Constitutional and political history has long been an important aspect of British studies, and in this issue we are pleased to publish Nancy LoPatin-Lummis's article, “The 1832 Reform Act Debate: Should the Suffrage Be Based on Property or Taxpaying?” Basing the franchise on taxpaying had certain roots in British politics, as in the “scot and lot” boroughs where taxpaying householders could vote, and of course the claim “no taxation without representation” had inspired late eighteenth-century reformers. But it has generally been assumed that the 1832 Reform Act was based on the idea of enfranchising the middle class on the basis of property. Historians have thought that the idea of suffrage based on the taxpaying householder only emerged in mainstream politics beginning in the late 1840s and 1850s and came into prominence in the debates over the 1867 Reform Act. However, LoPatin-Lummis demonstrates that two politicians, Charles Tennyson and Joseph Parkes, made a concerted effort to introduce taxpaying, or “scot and lot” suffrage, into the 1832 Reform Act. They failed, but they set an important precedent, and the debates over 1832 should look different as a result.

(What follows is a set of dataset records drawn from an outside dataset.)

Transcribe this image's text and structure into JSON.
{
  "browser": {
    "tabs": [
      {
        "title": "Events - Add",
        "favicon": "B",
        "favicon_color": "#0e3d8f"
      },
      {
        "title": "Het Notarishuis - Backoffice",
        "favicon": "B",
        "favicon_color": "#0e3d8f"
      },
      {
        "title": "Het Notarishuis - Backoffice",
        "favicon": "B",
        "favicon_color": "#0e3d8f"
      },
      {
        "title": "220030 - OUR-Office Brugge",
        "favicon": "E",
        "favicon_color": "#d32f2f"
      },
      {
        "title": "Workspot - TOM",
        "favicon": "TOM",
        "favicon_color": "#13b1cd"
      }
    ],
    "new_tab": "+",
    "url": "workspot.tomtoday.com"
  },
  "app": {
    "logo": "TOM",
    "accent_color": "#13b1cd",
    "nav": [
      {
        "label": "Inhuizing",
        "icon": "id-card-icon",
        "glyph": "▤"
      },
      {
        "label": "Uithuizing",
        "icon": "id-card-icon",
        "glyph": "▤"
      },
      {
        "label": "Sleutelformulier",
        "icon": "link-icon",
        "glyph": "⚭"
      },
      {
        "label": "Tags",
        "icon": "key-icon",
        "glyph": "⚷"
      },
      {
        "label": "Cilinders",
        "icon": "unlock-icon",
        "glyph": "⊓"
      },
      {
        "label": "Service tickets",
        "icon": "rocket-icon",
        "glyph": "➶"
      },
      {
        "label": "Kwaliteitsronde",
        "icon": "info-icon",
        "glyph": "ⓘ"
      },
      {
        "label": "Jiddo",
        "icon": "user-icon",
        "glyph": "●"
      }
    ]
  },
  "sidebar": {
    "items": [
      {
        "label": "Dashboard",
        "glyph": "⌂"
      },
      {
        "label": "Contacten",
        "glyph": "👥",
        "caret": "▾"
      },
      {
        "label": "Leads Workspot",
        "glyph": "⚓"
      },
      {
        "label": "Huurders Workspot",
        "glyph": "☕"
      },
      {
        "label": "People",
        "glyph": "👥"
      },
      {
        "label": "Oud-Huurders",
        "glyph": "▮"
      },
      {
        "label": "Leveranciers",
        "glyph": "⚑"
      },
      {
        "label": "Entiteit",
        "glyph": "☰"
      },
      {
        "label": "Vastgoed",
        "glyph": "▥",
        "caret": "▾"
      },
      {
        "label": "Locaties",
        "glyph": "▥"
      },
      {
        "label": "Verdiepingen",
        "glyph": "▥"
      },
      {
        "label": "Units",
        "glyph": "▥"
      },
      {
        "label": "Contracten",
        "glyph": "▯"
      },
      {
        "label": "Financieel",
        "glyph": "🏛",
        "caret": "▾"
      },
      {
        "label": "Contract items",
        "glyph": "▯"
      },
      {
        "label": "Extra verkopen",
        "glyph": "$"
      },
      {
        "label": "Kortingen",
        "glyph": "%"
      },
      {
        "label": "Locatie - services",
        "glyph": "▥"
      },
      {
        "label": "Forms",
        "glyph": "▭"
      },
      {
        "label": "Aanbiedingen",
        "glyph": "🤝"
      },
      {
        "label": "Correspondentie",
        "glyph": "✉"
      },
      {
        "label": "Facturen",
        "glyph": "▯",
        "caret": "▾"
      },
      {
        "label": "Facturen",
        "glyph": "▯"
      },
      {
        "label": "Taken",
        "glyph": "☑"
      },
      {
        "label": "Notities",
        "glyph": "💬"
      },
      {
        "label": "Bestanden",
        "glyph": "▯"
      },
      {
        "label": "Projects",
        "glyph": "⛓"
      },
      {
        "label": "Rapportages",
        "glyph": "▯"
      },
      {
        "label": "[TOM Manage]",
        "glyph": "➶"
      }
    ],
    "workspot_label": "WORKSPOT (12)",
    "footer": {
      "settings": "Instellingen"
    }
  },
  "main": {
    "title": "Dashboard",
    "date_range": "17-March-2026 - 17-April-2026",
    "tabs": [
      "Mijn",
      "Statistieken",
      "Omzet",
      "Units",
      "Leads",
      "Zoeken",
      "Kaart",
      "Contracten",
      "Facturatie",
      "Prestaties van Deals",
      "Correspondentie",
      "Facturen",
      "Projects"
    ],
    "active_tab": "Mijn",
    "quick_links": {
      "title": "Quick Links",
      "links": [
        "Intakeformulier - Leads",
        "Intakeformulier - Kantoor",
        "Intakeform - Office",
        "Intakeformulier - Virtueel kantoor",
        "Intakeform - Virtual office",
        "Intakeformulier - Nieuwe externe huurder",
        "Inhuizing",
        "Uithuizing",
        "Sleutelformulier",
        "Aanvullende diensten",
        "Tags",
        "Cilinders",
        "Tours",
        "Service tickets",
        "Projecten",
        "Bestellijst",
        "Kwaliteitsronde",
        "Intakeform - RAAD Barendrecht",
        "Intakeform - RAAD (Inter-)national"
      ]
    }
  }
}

Our next article reaches out to the empire and environmental history, a welcome new approach in British studies. In “Engineering the Empire: British Water Supply Systems and Colonial Societies, 1850–1900,” John Broich ingeniously demonstrates that the British tried to export their water-management systems into the empire. Broich demonstrates how “Bombay and Manchester were ‘colonized' in the same way” (365) through the imposition of water schemes that were expected to improve the morals as well as the health of inhabitants, but colonial subjects were not always amenable to these “improvements.” They often resisted, for instance, when the British tried to close down holy Indian wells so that city inhabitants would use piped-in water. The environment also often defeated the best-laid plans, as when pipes corroded in acidic soil. Broich adds to the theory and historiography of governmentality by showing that these schemes often failed because of British engineers’ lack of local knowledge in the colonies.
Finally, we return to the subject of memory in Guy Beiner's “Between Trauma and Triumphalism: The Easter Rising, the Somme, and the Crux of Deep Memory in Ireland.” This piece beautifully sets out the vexed problem of historical memory—or obsession—in Ireland, by tying together nationalist and unionist traditions of memory. Both, Beiner points out, are structured around the theme of triumphalist commemorations of traumatic events. The nationalist obsession with the Easter Rising is well known, but Beiner demonstrates that the Ulster unionists commemorated the Battle of the Somme, where so many northern Irish soldiers died, as a similar tragic triumph. Both sides have used victimhood as a bargaining chip in the political process, but current politicians are trying to create versions of commemoration that can get beyond the partisan divide.